Efek buruk selanjutnya, kata aktivis asal Malteng ini,  pasca aktifitas korporasi pengeruk harta alam  adalah konflik soal lahan yang berujung pada kemiskinan dan penderitaan sosial berkepanjangan.

“Ini selalu kita saksikan. Rakyat selalu dikalahkan oleh kepentingan korporasi yang kerap di-back -up oleh elit birokrasi yang turut menjadi jongos rendahan korporasi bejat,” bebernya.

Fahry mengatakan, di zaman dulu, di kawasan Seram Utara Raya kasus banjir, kekeringan, kebakaran lahan bahkan kelaparan nyaris tidak  terdengar. Tetapi sekarang semua kata itu seperti langganan yang harus ditanggung rakyat, lebih-lebih menimpa  suku terasing.

Ia menguraikan, belum lama ini terjadi kebakaran hutan, setelah itu banjir yang merendam puluhan hektar sawah, dan kasus kematian akibat kelaparan yang membuat mata dunia terbuka lebar.

“Umbi yang ditanam petani tak lagi sesubur dahulu setelah masuknya ratusan hektar sawit tanaman penghisap air. Kasus kelaparan di tanah sesubur Pulau Seram benar-benar memalukan dan memilukan. Tak sampai disitu, hujan beberapa hari belakangan membuat jalan dan jembatan rusak parah, dampaknya merembet kepada problem ekonomi orang kecil,”tulisnya lagi penuh lirih.

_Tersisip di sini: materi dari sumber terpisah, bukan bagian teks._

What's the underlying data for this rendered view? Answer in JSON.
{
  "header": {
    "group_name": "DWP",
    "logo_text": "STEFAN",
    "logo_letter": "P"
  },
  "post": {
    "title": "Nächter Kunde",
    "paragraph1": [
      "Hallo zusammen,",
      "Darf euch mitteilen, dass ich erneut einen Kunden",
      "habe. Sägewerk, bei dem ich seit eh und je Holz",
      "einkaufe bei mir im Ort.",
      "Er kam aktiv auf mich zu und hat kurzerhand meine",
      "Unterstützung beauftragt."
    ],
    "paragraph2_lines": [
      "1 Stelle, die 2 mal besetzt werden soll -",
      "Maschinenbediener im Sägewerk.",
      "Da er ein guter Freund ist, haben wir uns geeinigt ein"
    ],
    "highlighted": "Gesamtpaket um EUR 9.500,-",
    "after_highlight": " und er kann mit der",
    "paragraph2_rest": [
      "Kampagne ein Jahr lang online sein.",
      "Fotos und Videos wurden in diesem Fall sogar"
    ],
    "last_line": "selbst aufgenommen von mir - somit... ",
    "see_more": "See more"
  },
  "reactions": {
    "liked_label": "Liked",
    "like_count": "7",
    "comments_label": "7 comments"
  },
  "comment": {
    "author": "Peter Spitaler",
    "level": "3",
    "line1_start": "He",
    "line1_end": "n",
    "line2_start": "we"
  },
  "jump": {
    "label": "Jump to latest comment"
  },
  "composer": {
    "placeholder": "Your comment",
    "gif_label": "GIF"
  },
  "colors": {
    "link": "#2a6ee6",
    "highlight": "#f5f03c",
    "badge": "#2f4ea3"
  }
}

Terhadap kejadian-kejadian ini, Fahri juga menyertakan sejumlah pertanyaan yang menohok dalam tulisannya itu. Entah sudah berapa ribu hektar hutan kita yang sedang digarap oleh korporasi di Pulau Seram? Entah sudah berapa banyak pohon sagu yang lenyap akibat aktifitas korporasi? Entah sudah berapa juta barel minyak yang disedot dari perut bumi kita di Pulau Seram? Entah sudah berapa ratus ribu kubik pasir dan bebatuan yang diangkut keluar Pulau Seram? Entah sudah berapa trilyun kekayaan Pulau Seram diserap dan dibawa keluar?

Atas semua pertanyaan mendasar itu, tambah dia, hanya  membutuhkan “good will” pemerintah, membutuhkan keberanian dan komitmen, bukan menjadikannya sebagai alat bargaining untuk melanggengkan kekuasaan.

Semua deretan tragedi langganan diatas hendaknya tidak dilihat lantas dikonversi menjadi rupiah yang harus dirancang sebagai proyek empuk untuk dinikmati oleh segelintir orang.

“Dibutuhkan riset mendalam dan keseriusan Pemprov Maluku dibawah kepemimpinan Gubernur Murad Ismail untuk membenahi semua rentetan problem ini. Kita butuh suatu pembuktian komitmen kepemimpinan agar sirkulasi kekuasaan benar-benar membawa manfaat kepada rakyat, bukan hanya elit yang sibuk dengan agenda pembagian kekuasaan,” tandasnya. (BB-DIO)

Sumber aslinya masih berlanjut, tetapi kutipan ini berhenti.